This Low-carb Chicken Zucchini Enchilada is made with "zucchini tortillas" and it's stacked with enchilada sauce, chicken, and cheddar. It's likewise without gluten and delightful!
I'm going to begin this post saying that I LOVE this Low-carb Chicken Zucchini Enchilada formula, since I truly DO. When I saw this formula video on the Delish site, I was a little doubtful about cooking enchiladas with zucchini. Notwithstanding, I thought it's such an alternate formula, that I chose to adjust this formula from Delish. I'm happy to state that it turned out stunning and my entire family adored it! My better half even rehashed the plate and I enjoyed so much that I'm presently believing that future enchilada formulas will be made with "zucchini tortillas"
Likewise, this is a decent formula in the event that you have bunches of chicken extra in the ice chest. To be completely forthright, I didn't cook a chicken for this formula. The day preceding I made this formula I purchased a cooked chicken at my neighborhood market and we had it for supper with certain veggies. The following day I destroyed the remaining and after that I made this low-carb chicken zucchini enchilada formula.

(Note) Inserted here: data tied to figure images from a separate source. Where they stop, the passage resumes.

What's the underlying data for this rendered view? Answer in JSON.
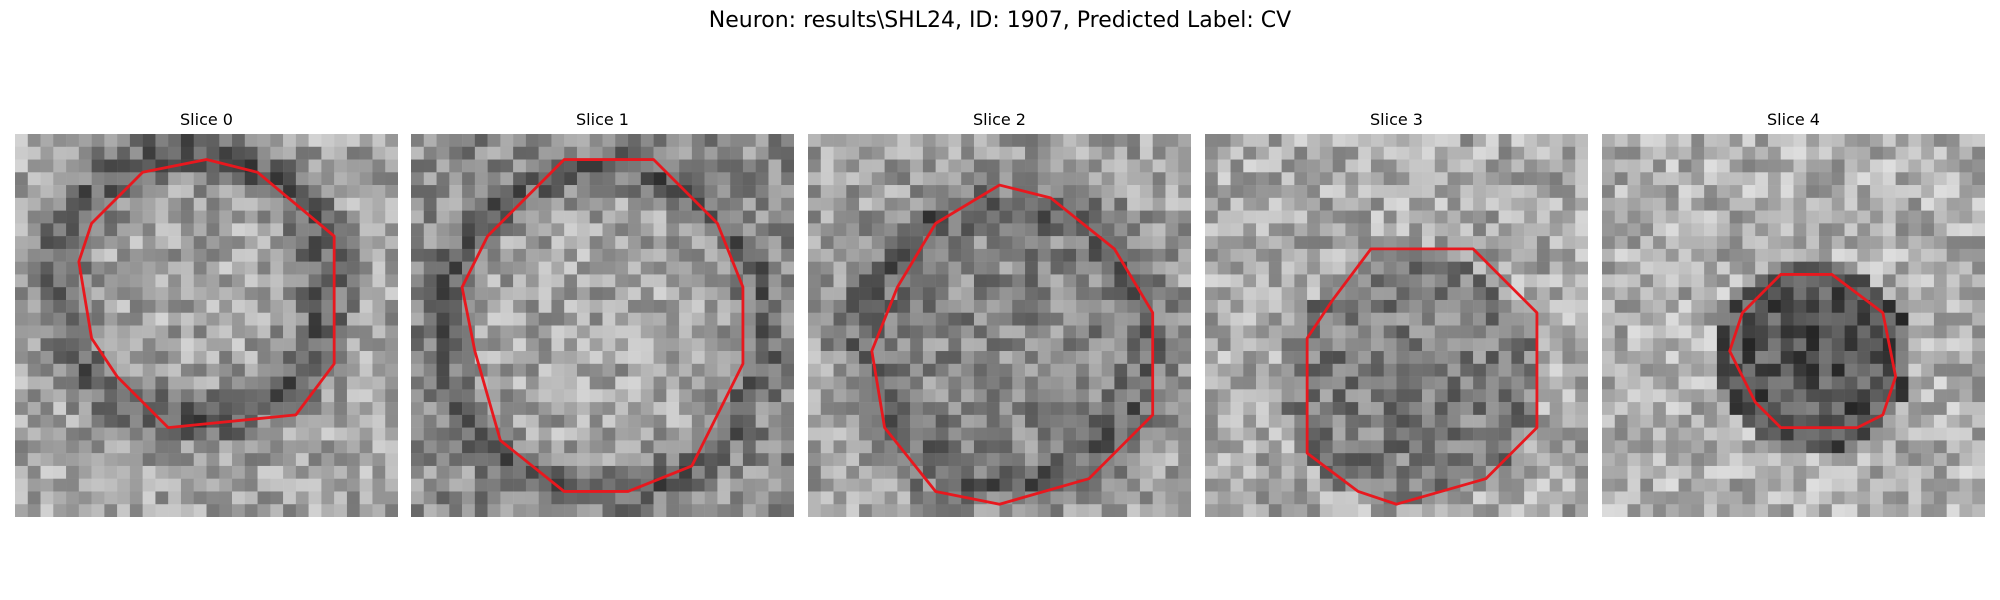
{
  "title": "Neuron: results\\SHL24, ID: 1907, Predicted Label: CV",
  "contour_color": "#e8181e",
  "slices": [
    {
      "label": "Slice 0",
      "grid": 30,
      "contrast": "dark-ring",
      "contour": [
        [
          15,
          2
        ],
        [
          19,
          3
        ],
        [
          25,
          8
        ],
        [
          25,
          18
        ],
        [
          22,
          22
        ],
        [
          12,
          23
        ],
        [
          8,
          19
        ],
        [
          6,
          16
        ],
        [
          5,
          10
        ],
        [
          6,
          7
        ],
        [
          10,
          3
        ]
      ]
    },
    {
      "label": "Slice 1",
      "grid": 30,
      "contrast": "light-interior",
      "contour": [
        [
          12,
          2
        ],
        [
          19,
          2
        ],
        [
          24,
          7
        ],
        [
          26,
          12
        ],
        [
          26,
          18
        ],
        [
          22,
          26
        ],
        [
          17,
          28
        ],
        [
          12,
          28
        ],
        [
          7,
          24
        ],
        [
          5,
          17
        ],
        [
          4,
          12
        ],
        [
          6,
          8
        ]
      ]
    },
    {
      "label": "Slice 2",
      "grid": 30,
      "contrast": "dark-border",
      "contour": [
        [
          15,
          4
        ],
        [
          19,
          5
        ],
        [
          24,
          9
        ],
        [
          27,
          14
        ],
        [
          27,
          22
        ],
        [
          22,
          27
        ],
        [
          15,
          29
        ],
        [
          10,
          28
        ],
        [
          6,
          23
        ],
        [
          5,
          17
        ],
        [
          7,
          12
        ],
        [
          10,
          7
        ]
      ]
    },
    {
      "label": "Slice 3",
      "grid": 30,
      "contrast": "speckle",
      "contour": [
        [
          13,
          9
        ],
        [
          21,
          9
        ],
        [
          26,
          14
        ],
        [
          26,
          23
        ],
        [
          22,
          27
        ],
        [
          15,
          29
        ],
        [
          12,
          28
        ],
        [
          8,
          25
        ],
        [
          8,
          16
        ],
        [
          10,
          13
        ]
      ]
    },
    {
      "label": "Slice 4",
      "grid": 30,
      "contrast": "dark-blob",
      "contour": [
        [
          14,
          11
        ],
        [
          18,
          11
        ],
        [
          22,
          14
        ],
        [
          23,
          19
        ],
        [
          22,
          22
        ],
        [
          20,
          23
        ],
        [
          14,
          23
        ],
        [
          12,
          21
        ],
        [
          10,
          17
        ],
        [
          11,
          14
        ]
      ]
    }
  ]
}
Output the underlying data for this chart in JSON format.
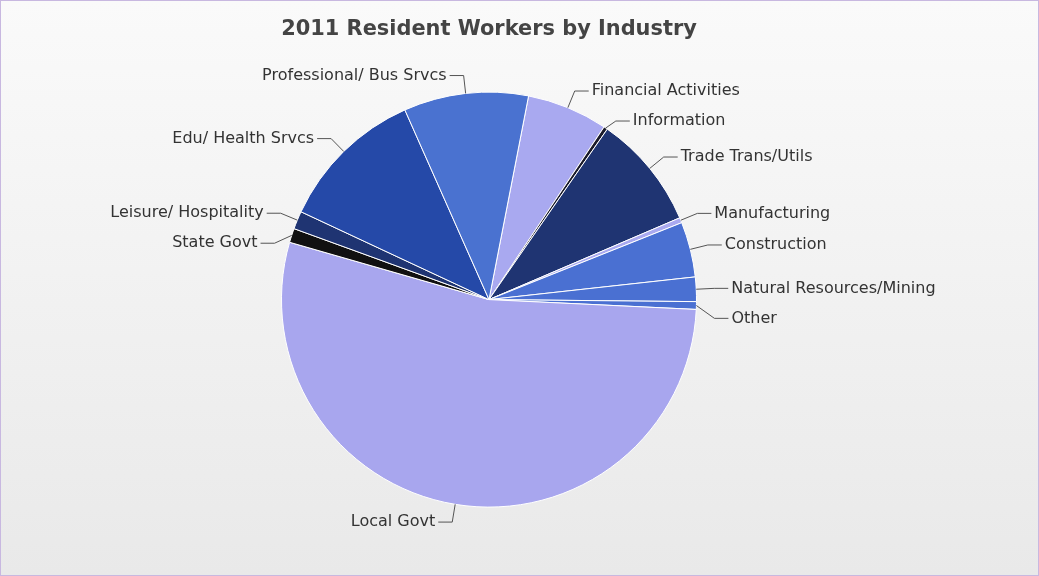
{
  "chart_data": {
    "type": "pie",
    "title": "2011 Resident Workers by Industry",
    "categories": [
      "Financial Activities",
      "Information",
      "Trade Trans/Utils",
      "Manufacturing",
      "Construction",
      "Natural Resources/Mining",
      "Other",
      "Local Govt",
      "State Govt",
      "Leisure/ Hospitality",
      "Edu/ Health Srvcs",
      "Professional/ Bus Srvcs"
    ],
    "values": [
      6.3,
      0.3,
      8.9,
      0.4,
      4.3,
      1.9,
      0.6,
      53.7,
      1.1,
      1.4,
      11.4,
      9.7
    ],
    "colors": [
      "#a9a9f0",
      "#1a1a2a",
      "#1f3472",
      "#a9a9f0",
      "#4a70d2",
      "#4a70d2",
      "#4a70d2",
      "#a8a6ee",
      "#111111",
      "#1f3472",
      "#2549a8",
      "#4a72d0"
    ],
    "legend": false
  }
}
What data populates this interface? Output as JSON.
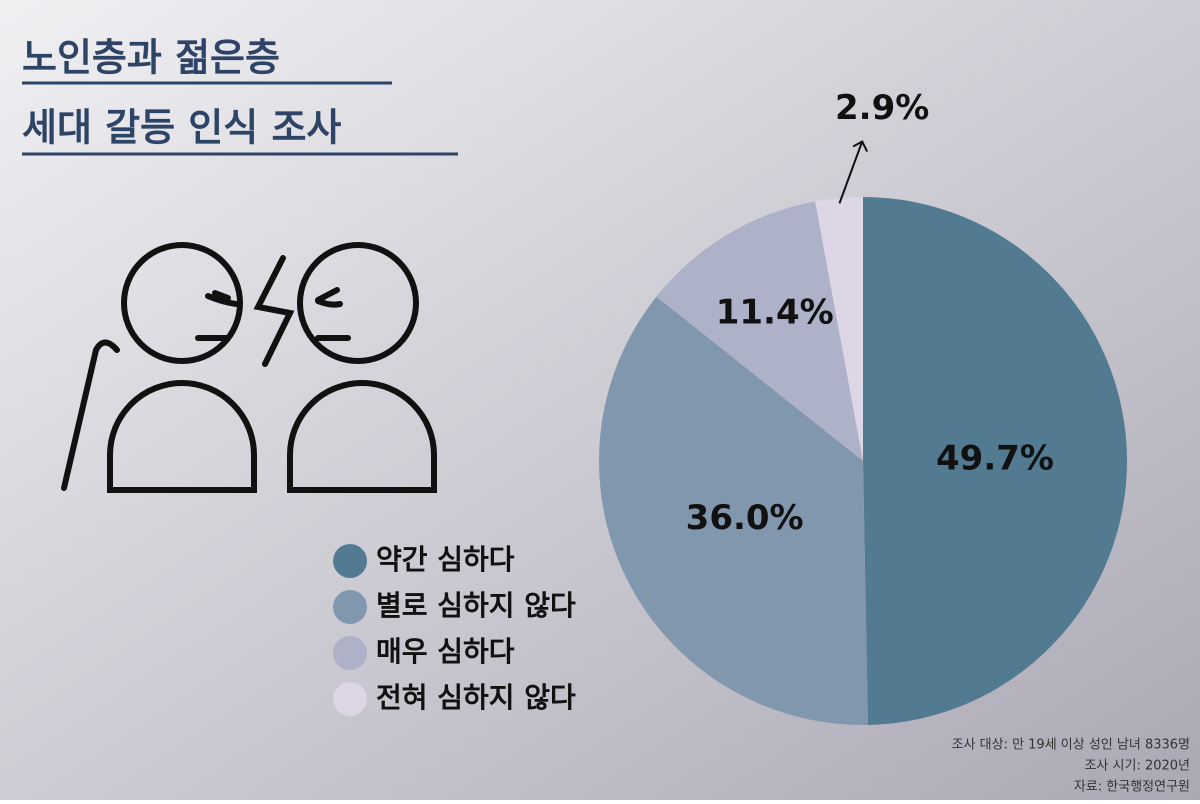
{
  "chart_data": {
    "type": "pie",
    "title": [
      "노인층과 젊은층",
      "세대 갈등 인식 조사"
    ],
    "categories": [
      "약간 심하다",
      "별로 심하지 않다",
      "매우 심하다",
      "전혀 심하지 않다"
    ],
    "values": [
      49.7,
      36.0,
      11.4,
      2.9
    ],
    "value_labels": [
      "49.7%",
      "36.0%",
      "11.4%",
      "2.9%"
    ],
    "colors": [
      "#527b91",
      "#8197ae",
      "#aeb2c9",
      "#dcd6e6"
    ],
    "notes": [
      "조사 대상: 만 19세 이상 성인 남녀 8336명",
      "조사 시기: 2020년",
      "자료: 한국행정연구원"
    ]
  }
}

Also try our recipe Slow Cooker White Chicken Chili #healthyfood #dietketo
- 1 tbsp. extra-virgin olive oil
- 1 large onion — chopped
- salt and black pepper to taste
- 2 cloves garlic — minced
- 1 tsp. ground cumin
- 2 tsp. chili powder
- 3 c. Shredded chicken
- 1 1/3 cup red enchilada sauce — divided
- 4 large zucchini — (sliced with a mandolin or peeler)
- 1 cup shredded Monterey Jack
- 1 cup shredded cheddar
- Sour cream — for drizzling
- Fresh cilantro leaves — for garnish
Instructions
- Preheat oven to 350ºF.
- In large skillet over medium heat, heat oil. Add onion and salt.
- Cook until golden and brown. It’s about 5 minutes. Add garlic, cumin, chili powder, shredded chicken and 1 cup enchilada sauce.
- Stir well until combined.
- Using a vegetable peeler or a mandolin make thin slices of zucchini. On a cutting board, lay out four zucchini slices slightly overlapping. Then, add two tablespoons of chicken mixture on top. Roll up and transfer carefully to a baking dish. Repeat with remaining zucchini and chicken mixture.
- After that, use remaining enchilada sauce to top the zucchini enchiladas.
- Sprinkle the shredded Monterey Jack cheese and cheddar cheese.
- Bake for approximately 20 minutes and until cheese is melted.
- Garnish with sour cream and cilantro and serve.